Emory Report

November 9, 1998

 Volume 51, No. 11

Center for Outcomes Research focuses on heart disease

Cardiovascular disease is the No. 1 killer in industrial countries worldwide, according to cardiologist William Weintraub, director of the Emory Center for Outcomes Research (ECOR). And while many new treatments and technologies are now available to treat heart disease, he said, it's important to understand the outcomes of these therapies.

Information obtained through outcomes research "allows society to make good decisions on how to rationally use resources to combat this great killer," he explained. Founded in 1986, ECOR is currently involved in more than 30 studies in the United States and overseas, and is "one of the leading places in outcomes research in cardiovascular medicine," Weintraub said.

ECOR's multidisciplinary faculty includes clinicians, biostatisticians, health care economists and nurses from a variety of fields and departments within Emory, including the schools of medicine, public health and nursing, and the hospitals.

The center studies clinical, economic and humanistic outcomes in cardiovascular medicine, said Leslie Shaw, ECOR associate director. Clinical outcomes include "the end products of some kind of health care process, such as mortality or patient symptoms," she explained. Humanistic outcomes are quality-of-life issues that incorporate the patient's perspective, she said, while economic outcomes refer to the trade-offs between the benefits and costs of treatment.

ECOR studies primarily focus on two aspects of cardiology-diagnostic imaging and therapeutic interventions. These interventions include coronary bypass surgery, angioplasty, coronary stent use and various medical therapies currently under investigation or already approved. Shaw said. "A number of studies look at approved agents," she added.

The center does its largest volume of work for the Emory Heart Center, collecting and evaluating outcomes data from more than 80,000 former patients to determine the quality of care they received. "By tracking outcomes, we're better able to look at, for example, how well the angioplasties and coronary bypass surgeries have done over time as far as providing quality health care to those patients," Shaw said.

ECOR also provides services to a variety of pharmaceutical and medical device companies by answering questions and helping them develop new agents or new diagnostic tests. "We can look at new contrast ultrasound agents, new radio-pharmaceuticals and new therapeutic agents-the whole spectrum of outcomes assessment, from Phase I trials on drug safety to post-marketing approval," Shaw said.

In December ECOR will begin working on a large project for the Department of Veterans Affairs and the Medical Research Council of Canada at 39 centers across North America.
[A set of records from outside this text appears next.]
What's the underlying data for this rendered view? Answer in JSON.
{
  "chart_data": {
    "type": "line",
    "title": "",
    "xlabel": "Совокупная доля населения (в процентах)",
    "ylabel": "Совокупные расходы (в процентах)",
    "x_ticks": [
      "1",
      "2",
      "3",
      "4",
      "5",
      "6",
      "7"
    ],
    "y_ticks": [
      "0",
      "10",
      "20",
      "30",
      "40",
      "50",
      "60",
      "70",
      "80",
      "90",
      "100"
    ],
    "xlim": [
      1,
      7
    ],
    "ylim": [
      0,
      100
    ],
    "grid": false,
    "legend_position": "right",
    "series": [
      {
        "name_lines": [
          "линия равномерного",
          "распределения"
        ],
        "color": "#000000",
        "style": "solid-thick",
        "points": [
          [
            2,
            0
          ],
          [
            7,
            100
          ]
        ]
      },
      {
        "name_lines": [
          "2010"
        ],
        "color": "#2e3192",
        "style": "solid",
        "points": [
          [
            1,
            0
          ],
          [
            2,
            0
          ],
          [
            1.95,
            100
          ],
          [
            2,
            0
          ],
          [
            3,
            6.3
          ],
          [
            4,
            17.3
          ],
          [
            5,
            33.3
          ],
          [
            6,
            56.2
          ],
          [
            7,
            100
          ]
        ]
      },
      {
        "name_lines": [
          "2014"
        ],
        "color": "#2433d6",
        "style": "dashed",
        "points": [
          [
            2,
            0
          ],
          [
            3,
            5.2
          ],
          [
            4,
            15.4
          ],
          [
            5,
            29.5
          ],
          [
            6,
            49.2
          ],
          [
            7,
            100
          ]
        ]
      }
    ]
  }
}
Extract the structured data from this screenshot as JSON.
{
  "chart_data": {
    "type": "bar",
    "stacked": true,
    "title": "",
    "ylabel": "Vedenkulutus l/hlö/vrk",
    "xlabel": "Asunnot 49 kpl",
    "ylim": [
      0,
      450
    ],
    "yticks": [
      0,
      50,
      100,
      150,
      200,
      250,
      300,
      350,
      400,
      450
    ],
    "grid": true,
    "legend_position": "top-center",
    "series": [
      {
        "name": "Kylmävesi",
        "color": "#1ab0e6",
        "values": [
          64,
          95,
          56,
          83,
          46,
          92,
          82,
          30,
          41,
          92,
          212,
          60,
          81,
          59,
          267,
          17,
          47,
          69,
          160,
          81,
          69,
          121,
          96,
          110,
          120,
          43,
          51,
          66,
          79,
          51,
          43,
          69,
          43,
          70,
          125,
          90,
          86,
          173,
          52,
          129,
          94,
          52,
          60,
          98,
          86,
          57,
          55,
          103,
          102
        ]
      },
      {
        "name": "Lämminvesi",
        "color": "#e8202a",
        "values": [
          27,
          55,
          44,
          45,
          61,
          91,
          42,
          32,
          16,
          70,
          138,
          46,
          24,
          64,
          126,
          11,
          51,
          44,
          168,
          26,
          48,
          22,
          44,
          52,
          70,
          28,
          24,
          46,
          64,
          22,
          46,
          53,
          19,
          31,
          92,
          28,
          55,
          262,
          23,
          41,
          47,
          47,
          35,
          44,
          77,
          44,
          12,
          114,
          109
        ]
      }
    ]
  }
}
The study will be a randomized trial comparing the outcomes of angioplasty vs. medical therapies such as lipid lowering and aspirin use.

ECOR also is involved in several overseas contracts, which usually involve randomized clinical trials or registries following a patient group. One worldwide trial for a pharmaceutical company involves patients who have acute coronary syndromes. The participants are randomized for conservative or invasive strategy, while the study looks at clinical outcomes and cost effectiveness, Weintraub said. Another study for Bromptom Hospital in London compares the outcomes of angioplasty stents vs. surgery from the standpoint of clinical outcomes, cost effectiveness and quality of life.

"There has been a paradigm shift in health care towards cost containment," Shaw explained. "Our interest is in providing accurate outcomes assessment in order to drive more rational approaches to containing health care cost."